Thursday, March 7, 2019

7/16" PM



Back another lifetime ago I wrote an SOP, standard operating procedure, contract for the Navy. As manager for MWR, morale, welfare and recreation at a remote and isolated NSF, naval support facility, in the Indian Ocean, we were opening a new facility at our marina, the new and exciting recreational activity known as jet-skiing. And of course we needed to present a proposal for inclusion into the living, breathing, ever-changing guiding tome known as the BOS, base operating support, contract. Which defines, details and governs just about everything. We had already made the purchase of our fleet of ten skidoos and it was now up to me to provide a maintenance schedule with attachments to justify, or not, additional man power to enact. This is somewhat a game. If I could show that the PM, preventative maintenance, and well as general upkeep and care of the craft warranted an additional staffer to my work force, we win. If not, we lose the opportunity to add value and support to our civilian staff (and must figure out a way to get it done with existing personnel.) 

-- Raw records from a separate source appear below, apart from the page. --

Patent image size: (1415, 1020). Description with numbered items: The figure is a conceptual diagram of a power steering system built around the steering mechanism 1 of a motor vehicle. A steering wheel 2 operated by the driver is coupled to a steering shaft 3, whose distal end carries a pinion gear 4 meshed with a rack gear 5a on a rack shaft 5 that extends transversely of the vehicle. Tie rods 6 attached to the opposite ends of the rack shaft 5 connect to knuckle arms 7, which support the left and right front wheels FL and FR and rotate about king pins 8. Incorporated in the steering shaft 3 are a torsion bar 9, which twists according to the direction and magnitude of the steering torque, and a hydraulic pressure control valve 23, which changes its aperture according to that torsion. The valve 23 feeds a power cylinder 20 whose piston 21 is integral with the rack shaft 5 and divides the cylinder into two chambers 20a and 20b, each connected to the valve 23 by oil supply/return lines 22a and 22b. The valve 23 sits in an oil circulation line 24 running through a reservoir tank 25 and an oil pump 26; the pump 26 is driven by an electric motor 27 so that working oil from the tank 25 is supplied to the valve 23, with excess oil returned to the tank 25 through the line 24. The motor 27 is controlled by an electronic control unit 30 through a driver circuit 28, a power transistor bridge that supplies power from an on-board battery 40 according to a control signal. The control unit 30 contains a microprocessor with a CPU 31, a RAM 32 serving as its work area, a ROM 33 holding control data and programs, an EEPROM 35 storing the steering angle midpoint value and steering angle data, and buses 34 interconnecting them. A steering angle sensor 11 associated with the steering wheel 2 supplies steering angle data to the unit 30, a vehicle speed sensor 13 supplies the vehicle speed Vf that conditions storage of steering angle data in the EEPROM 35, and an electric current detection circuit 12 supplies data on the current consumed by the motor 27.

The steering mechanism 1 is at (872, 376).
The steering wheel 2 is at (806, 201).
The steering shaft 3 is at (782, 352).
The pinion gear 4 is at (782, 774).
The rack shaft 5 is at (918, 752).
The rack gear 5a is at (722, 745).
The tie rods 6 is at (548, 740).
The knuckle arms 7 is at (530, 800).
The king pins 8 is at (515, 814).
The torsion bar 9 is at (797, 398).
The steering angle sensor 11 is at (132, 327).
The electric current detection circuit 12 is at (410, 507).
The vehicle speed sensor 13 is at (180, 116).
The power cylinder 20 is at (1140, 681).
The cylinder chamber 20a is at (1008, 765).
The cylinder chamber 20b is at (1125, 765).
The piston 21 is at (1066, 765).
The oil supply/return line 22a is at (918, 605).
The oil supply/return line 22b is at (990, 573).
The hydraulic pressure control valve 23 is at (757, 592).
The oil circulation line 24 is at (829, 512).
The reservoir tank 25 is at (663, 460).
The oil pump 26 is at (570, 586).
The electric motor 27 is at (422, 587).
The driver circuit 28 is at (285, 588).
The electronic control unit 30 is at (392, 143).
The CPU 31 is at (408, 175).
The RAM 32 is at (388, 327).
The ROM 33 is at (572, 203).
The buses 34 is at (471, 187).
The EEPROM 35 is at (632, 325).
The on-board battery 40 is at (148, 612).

Carefully pulling maintenance instructions from the owners manual, consulting our existing marine mechanics and then padding the projected labor totals to breaking point, I re-edited my work for the fifth time. The detail was down to the time it would take to remove one spark plug, properly recycle it, open another and insert, tighten and adjust it to specifications. Same with oil changes, air filters, gas lines, exhaust system inspections and every other PM check-up conceivable. I even put in five hours a month for stainless steel screw torque checks. This thing was thorough!

The point of this story is not the fact that as a result of my work we ‘won’ the contractual debate and hired another mechanic, or that I proved, at least to myself, that hard, focused efforts would have a return on time invested, or even that I had taken a bold step away from the nefarious fraud, waste and abuse pandemic of government contractor cost gouging, but that I had absorbed the intricate details and secrets of PM itself. The true value of preventative maintenance. 

I was reminded of the range of applications of this yesterday as we discussed the possible triggers to my A-Fib. Amazed that the head of Cardiology at one of the leading medical institutions in the US was listening to a puny recounting of my personal experiences, we isolated three, along with my responding self-help emergency triage techniques. It became apparent that PM could play a big part in the future of me. IF, a big if, I could do everything up front, prior to, in preparation for and in order to best prepare for the next pending round of the effects of an irregular heart rate, I was being a good patient as well as a good soldier. As I refuse to surrender (to more drugs, more surgeries and less activities.)

The three triggers:
1) Dehydration.
2) Irregular and/or un-balanced diet.
3) Stress. 

The three responses:
1) Hydraion.
2) Top off or restore dietary balance.
3) Rest. (Breathe deeply, relax, count breaths, meditate, and/or sleep.)

Certainly I could make several sub-categorical additions to this rather broad list, but those are the three plus three that we agreed could act as PM to avoid the frustratingly regular, and potentially catastrophic instances of A-Fib. 

Take a good look at your routines, the things that have become your status-quo, the vices that might have become habits. If they are negatively impacting your health, happiness, fitness or are keeping you from the obtainment of your goals, including longevity, perhaps it is time for you to detail out a preventative maintenance plan of your own. 

The time to change a spark plug was five minutes. Even if pre-gapped and even if your 1/2 drive ratchet was on the bench and fitted with a 7/16 deep well socket.